Building a Data Lakehouse: Architecture Guide (2026)
A data lakehouse combines the low-cost storage of data lakes (S3 + Parquet) with the reliability and performance of data warehouses (ACID transactions, schema enforcement, SQL queries). In 2026, the standard lakehouse stack is object storage + Apache Iceberg + a query engine (Trino, Spark, or DuckDB).
Lakehouse Architecture
┌─────────────────────────────────────────────────────┐
│ Query Engines │
│ Trino │ Spark │ DuckDB │ Snowflake │ BigQuery │
├─────────────────────────────────────────────────────┤
│ Apache Iceberg (Table Format) │
│ ACID │ Schema Evolution │ Partition Evolution │
├─────────────────────────────────────────────────────┤
│ Object Storage (S3 / GCS / ADLS) │
│ Parquet Files │ Metadata Files │ Manifest Files │
└─────────────────────────────────────────────────────┘
Adding Real-Time with a Streaming Layer
Kafka / CDC ──→ RisingWave ──→ Iceberg Tables ──→ Query Engines
│
Materialized Views (real-time serving)
RisingWave provides the streaming layer: ingest from Kafka/CDC, transform with SQL, serve real-time queries via PostgreSQL, and sink to Iceberg for historical analytics.

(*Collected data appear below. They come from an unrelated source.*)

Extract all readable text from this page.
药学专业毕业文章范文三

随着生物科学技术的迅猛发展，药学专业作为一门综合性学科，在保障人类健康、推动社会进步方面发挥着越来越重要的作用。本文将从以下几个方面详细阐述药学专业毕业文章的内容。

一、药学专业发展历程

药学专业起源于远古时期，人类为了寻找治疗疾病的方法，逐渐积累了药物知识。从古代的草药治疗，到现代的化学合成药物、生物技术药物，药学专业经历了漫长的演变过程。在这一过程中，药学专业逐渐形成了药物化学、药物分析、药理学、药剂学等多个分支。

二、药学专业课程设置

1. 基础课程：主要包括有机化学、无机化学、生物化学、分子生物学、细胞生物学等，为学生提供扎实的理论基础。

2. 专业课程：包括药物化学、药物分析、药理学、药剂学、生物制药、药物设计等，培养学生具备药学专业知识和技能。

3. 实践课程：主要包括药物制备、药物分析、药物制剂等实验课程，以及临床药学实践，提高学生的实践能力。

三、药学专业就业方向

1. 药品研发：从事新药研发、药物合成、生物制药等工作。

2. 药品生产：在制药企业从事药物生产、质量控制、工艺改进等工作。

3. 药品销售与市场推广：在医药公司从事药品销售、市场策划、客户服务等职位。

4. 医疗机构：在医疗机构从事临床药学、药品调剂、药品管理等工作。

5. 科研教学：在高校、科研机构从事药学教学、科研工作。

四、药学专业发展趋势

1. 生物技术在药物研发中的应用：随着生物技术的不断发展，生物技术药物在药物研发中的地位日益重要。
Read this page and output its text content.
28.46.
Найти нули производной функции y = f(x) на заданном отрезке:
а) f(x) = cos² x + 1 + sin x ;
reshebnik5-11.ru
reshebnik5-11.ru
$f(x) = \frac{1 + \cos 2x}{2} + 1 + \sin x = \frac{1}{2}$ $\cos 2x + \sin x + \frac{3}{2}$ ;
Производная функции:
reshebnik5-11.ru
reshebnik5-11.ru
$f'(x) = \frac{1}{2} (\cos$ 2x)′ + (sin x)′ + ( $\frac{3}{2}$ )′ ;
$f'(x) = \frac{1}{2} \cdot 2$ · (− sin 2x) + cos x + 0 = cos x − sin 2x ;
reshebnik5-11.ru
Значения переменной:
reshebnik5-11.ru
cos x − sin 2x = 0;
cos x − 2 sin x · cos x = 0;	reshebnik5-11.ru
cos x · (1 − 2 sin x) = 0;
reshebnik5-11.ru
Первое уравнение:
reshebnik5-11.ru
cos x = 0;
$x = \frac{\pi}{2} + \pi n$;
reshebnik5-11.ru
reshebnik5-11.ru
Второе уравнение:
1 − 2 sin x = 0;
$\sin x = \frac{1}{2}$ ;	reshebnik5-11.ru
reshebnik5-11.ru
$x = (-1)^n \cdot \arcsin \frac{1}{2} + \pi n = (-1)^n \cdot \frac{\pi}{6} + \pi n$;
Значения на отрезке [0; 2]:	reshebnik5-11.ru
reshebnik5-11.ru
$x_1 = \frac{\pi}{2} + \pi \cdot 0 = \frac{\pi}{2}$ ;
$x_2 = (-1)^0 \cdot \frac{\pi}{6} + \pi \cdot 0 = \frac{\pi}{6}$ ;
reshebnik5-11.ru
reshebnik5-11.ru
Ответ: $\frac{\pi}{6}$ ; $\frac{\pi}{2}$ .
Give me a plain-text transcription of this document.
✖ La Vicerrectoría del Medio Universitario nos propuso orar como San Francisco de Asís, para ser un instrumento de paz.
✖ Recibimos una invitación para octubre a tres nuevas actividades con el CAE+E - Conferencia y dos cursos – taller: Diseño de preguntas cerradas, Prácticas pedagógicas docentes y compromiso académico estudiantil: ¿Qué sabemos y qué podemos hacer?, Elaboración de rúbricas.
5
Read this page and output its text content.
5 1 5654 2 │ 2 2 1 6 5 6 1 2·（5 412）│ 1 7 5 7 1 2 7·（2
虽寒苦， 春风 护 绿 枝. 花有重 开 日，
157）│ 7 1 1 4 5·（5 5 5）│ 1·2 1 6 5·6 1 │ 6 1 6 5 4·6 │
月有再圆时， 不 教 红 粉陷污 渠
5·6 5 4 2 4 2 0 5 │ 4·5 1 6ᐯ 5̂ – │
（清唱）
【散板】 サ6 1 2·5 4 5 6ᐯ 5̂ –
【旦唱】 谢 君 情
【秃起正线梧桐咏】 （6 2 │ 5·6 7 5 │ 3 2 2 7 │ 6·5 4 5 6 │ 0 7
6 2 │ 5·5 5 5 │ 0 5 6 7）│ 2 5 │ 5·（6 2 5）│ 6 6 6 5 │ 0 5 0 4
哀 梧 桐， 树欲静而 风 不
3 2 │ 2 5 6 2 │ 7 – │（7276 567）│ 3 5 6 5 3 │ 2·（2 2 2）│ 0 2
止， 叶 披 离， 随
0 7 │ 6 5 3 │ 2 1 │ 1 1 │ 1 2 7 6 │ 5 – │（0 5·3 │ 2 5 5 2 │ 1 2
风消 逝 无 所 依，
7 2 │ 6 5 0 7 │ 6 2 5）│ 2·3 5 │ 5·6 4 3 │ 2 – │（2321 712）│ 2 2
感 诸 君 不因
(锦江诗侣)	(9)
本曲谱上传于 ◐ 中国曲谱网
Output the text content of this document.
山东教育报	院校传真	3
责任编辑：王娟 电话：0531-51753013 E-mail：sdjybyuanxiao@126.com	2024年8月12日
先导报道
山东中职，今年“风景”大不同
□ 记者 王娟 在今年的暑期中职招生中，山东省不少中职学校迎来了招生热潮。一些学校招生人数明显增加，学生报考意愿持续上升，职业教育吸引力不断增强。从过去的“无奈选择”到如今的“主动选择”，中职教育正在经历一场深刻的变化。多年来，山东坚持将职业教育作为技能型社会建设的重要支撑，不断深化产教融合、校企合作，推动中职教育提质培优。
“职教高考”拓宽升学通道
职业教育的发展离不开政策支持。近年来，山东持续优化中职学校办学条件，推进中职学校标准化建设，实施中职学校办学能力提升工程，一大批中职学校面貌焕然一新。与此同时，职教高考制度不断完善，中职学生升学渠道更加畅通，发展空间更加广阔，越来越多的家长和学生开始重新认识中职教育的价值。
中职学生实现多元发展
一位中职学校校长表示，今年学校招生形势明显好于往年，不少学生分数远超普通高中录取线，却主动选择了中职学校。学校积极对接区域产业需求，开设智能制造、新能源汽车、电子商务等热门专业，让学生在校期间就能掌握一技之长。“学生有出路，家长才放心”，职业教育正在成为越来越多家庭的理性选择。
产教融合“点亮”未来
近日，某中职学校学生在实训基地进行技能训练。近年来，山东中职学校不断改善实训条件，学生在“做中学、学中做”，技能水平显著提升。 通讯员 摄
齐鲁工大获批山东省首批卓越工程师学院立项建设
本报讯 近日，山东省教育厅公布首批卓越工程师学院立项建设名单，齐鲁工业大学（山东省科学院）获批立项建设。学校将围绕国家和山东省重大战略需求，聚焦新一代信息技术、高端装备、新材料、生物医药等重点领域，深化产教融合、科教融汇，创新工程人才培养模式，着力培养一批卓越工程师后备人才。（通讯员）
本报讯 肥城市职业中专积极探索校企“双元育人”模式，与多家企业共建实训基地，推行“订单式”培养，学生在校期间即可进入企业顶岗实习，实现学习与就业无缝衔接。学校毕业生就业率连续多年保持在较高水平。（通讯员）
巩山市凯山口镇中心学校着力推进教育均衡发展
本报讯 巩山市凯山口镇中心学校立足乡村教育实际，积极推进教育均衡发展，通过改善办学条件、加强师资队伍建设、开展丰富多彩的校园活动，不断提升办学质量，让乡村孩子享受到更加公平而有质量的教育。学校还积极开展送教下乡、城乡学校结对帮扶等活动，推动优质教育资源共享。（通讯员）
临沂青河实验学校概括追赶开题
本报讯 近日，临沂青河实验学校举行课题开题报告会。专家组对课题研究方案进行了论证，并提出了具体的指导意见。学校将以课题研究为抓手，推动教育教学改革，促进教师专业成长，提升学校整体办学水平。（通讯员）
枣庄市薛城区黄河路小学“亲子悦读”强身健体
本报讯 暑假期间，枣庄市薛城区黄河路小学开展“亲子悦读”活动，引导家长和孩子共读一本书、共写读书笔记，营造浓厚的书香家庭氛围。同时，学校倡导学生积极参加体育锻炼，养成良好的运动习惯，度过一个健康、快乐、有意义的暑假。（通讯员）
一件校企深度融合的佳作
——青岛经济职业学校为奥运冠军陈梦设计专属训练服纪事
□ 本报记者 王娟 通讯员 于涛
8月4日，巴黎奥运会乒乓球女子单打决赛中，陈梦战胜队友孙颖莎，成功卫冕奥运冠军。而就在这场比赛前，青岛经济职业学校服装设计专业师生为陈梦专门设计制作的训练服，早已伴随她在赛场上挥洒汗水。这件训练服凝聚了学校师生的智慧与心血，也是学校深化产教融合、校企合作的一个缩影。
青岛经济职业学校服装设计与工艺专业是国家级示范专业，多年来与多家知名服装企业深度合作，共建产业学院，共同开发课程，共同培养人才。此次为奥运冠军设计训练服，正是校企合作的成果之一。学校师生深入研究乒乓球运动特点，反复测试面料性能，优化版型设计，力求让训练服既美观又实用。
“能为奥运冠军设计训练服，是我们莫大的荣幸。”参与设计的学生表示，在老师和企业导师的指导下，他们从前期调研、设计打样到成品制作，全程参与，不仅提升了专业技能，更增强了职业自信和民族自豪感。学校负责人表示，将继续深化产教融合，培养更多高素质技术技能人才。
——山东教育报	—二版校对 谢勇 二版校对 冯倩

Lakehouse vs Data Warehouse
| Aspect | Data Warehouse | Data Lakehouse |
| Storage | Proprietary | Open (S3 + Parquet) |
| Cost | High | Low (S3 pricing) |
| Format lock-in | Yes | No (open formats) |
| Multi-engine | No | Yes |
| Real-time | Limited | Via streaming layer |
| ML/AI workloads | Limited | Native (Python, Spark) |
Frequently Asked Questions
Is a lakehouse cheaper than a data warehouse?
Yes, typically 5-10x cheaper for storage. S3 costs ~$0.023/GB/month vs proprietary warehouse storage. Compute costs depend on query engine choice.
Can I add real-time to an existing lakehouse?
Yes. Add RisingWave as a streaming layer that sinks to your existing Iceberg tables. No changes to your query engines or dashboards — they continue reading from Iceberg.